De acordo com a OIM, citada pela Lusa, entre 1 de Maio e 10 de Junho, os ataques provocaram a deslocação de 21.658 pessoas para várias aldeias e centros de acolhimento em Ancuabe e nos distritos vizinhos de Montepuez e Chiúre. O número de deslocados tem vindo a aumentar, depois de ter sido contabilizado em 13.409 pessoas até 12 de Maio e em 19.325 até 3 de Junho.

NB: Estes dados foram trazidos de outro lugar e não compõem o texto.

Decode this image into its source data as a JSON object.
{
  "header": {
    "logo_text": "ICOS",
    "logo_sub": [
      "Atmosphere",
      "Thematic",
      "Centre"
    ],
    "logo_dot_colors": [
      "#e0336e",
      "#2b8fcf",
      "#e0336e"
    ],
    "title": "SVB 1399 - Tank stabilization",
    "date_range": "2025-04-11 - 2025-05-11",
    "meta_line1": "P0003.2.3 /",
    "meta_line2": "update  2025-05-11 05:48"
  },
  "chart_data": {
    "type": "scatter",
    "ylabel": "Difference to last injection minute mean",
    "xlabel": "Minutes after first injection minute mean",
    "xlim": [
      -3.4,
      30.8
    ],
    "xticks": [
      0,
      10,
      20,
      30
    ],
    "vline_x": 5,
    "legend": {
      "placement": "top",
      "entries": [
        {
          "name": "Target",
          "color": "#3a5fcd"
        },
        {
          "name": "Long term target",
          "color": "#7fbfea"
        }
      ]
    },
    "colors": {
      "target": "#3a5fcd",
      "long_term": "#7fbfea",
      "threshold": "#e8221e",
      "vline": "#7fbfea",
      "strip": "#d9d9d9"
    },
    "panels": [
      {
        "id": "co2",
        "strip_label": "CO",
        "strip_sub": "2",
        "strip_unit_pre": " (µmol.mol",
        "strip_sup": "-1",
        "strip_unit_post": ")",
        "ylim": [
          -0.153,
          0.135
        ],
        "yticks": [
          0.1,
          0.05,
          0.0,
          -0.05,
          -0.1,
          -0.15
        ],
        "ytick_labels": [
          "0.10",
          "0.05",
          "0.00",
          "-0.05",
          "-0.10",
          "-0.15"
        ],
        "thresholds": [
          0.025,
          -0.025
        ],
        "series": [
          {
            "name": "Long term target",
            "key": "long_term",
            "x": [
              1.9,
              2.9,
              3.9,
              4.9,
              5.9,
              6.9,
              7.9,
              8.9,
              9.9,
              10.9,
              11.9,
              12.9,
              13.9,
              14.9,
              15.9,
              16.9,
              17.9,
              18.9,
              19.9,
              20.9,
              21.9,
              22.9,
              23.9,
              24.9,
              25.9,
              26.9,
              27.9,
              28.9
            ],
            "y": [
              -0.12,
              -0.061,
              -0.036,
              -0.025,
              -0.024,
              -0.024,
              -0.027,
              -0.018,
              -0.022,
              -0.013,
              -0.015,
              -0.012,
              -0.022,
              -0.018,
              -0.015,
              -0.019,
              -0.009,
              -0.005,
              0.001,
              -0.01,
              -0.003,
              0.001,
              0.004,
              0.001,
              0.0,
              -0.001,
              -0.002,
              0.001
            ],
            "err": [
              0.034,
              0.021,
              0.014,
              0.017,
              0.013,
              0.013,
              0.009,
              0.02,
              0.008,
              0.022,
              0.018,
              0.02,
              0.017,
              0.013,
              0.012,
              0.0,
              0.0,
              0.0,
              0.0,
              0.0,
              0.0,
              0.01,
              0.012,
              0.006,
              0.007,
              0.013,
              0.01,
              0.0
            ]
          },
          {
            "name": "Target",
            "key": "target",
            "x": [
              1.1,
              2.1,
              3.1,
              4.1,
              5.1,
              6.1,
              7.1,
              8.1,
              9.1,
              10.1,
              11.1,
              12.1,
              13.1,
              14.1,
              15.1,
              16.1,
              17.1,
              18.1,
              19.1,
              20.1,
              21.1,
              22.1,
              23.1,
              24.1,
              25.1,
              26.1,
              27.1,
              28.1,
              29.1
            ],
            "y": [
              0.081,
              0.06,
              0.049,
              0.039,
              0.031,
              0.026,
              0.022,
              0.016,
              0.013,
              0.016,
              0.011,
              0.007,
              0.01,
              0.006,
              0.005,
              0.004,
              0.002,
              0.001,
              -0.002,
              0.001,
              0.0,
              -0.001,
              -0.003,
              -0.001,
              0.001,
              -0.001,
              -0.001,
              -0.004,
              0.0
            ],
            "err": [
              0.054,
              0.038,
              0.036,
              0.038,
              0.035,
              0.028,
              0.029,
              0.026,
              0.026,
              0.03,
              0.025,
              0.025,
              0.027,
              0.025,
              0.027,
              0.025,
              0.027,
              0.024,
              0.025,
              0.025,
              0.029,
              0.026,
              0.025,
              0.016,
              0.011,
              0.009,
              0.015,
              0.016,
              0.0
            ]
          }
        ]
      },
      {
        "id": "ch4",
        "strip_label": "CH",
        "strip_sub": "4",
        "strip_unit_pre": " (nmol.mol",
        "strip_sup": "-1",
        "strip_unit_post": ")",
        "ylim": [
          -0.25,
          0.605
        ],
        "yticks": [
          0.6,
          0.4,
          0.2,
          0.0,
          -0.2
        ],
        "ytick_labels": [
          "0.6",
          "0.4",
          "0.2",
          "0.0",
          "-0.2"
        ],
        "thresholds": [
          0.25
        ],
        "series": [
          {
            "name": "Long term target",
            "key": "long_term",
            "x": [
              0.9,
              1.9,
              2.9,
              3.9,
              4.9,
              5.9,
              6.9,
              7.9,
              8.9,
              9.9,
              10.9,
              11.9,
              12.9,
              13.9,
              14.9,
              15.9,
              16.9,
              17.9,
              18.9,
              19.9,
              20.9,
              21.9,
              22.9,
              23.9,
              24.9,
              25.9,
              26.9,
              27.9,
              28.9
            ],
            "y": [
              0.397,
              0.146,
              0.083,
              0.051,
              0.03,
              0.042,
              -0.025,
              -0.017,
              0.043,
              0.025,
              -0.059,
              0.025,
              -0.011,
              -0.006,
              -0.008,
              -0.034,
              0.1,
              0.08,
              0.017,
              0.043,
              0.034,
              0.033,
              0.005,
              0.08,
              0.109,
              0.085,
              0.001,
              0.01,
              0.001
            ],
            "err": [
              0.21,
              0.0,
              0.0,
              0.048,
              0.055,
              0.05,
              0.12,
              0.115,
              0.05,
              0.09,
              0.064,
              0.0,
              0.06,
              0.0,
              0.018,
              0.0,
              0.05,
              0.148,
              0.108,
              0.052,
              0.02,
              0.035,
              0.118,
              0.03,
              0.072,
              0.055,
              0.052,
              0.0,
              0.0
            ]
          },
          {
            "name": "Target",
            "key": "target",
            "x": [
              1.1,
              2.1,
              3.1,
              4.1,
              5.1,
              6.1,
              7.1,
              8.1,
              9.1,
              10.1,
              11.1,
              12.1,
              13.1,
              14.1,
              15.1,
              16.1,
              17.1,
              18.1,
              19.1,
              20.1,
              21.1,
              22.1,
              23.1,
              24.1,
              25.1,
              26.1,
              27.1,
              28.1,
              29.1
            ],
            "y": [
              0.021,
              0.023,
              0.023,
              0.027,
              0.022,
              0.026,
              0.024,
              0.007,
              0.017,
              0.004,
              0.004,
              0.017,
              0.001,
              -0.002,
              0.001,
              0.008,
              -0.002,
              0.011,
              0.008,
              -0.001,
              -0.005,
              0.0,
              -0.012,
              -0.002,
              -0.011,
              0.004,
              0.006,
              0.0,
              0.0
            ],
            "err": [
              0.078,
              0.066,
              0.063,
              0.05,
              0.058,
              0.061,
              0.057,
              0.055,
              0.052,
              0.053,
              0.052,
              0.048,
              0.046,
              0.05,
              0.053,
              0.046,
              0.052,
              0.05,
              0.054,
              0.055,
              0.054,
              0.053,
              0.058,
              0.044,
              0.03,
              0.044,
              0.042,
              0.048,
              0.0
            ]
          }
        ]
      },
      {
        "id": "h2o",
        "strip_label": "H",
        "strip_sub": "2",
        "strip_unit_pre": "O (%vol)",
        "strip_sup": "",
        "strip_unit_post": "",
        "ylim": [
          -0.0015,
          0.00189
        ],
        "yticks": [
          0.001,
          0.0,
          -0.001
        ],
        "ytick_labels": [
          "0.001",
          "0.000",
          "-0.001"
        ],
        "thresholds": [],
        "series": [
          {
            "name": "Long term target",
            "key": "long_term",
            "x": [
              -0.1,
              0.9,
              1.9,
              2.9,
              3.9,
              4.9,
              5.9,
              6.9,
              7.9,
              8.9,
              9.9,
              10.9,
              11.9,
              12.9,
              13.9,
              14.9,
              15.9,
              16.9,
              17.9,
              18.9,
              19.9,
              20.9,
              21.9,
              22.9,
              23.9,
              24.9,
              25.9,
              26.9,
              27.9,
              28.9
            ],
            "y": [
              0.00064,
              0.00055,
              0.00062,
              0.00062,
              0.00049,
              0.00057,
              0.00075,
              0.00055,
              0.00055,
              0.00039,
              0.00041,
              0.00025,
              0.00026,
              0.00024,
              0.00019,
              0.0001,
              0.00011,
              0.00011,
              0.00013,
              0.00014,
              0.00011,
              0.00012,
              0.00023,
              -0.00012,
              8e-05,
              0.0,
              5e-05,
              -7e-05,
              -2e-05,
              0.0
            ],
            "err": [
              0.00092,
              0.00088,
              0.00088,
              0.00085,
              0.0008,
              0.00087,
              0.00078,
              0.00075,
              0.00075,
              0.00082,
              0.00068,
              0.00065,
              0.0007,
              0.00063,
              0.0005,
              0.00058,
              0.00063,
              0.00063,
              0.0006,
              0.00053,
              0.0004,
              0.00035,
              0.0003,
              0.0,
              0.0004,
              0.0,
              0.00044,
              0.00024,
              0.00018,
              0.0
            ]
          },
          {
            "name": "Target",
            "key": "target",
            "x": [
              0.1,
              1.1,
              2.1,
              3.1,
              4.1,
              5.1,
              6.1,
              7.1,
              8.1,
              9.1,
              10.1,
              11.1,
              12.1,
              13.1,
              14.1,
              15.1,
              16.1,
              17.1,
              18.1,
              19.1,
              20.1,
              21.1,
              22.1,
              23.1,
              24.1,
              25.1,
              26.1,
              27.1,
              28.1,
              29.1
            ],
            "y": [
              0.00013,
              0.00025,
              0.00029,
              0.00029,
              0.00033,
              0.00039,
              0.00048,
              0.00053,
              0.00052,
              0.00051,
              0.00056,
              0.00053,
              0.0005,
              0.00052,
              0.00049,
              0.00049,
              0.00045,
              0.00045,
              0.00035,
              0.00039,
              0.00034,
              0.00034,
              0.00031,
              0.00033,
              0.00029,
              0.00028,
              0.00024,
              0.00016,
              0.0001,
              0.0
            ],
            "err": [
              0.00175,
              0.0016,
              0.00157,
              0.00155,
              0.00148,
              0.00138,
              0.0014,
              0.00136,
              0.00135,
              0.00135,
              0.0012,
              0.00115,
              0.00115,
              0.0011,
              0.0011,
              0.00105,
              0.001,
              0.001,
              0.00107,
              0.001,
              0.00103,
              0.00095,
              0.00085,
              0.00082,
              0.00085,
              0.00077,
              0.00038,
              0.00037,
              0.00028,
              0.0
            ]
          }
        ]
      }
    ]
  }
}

Os deslocados correspondem a cerca de 7.115 famílias, concentrando-se sobretudo nas zonas de Milamba Expansão, Nanjua A, Nanjua B e Meza-Sede. Entre eles encontram-se 6.423 mulheres, incluindo 196 grávidas, 10.560 crianças, 109 pessoas com deficiência e 492 idosos com mais de 60 anos.
A OIM manifesta preocupação com os riscos de separação familiar, violência baseada no género, perda de documentos e sofrimento psicossocial entre a população afectada.
Segundo a Lusa, a província de Cabo Delgado enfrenta uma insurgência armada desde Outubro de 2017. Em Maio, elementos associados ao Estado Islâmico reivindicaram ataques no distrito de Ancuabe, alegando a destruição de uma igreja, lojas e cerca de 220 habitações na aldeia de Nacoja.
Ataques registados em Nacoja e Minheuene provocaram igualmente destruição de infra-estruturas e raptos de residentes, contribuindo para o agravamento da situação humanitária na região.
Dados da organização ACLED indicam que, nas duas últimas semanas de Maio, foram registados oito incidentes violentos em Cabo Delgado, dos quais seis atribuídos a grupos extremistas ligados ao Estado Islâmico. Desde o início da insurgência, em 2017, o conflito terá provocado 6.624 mortos.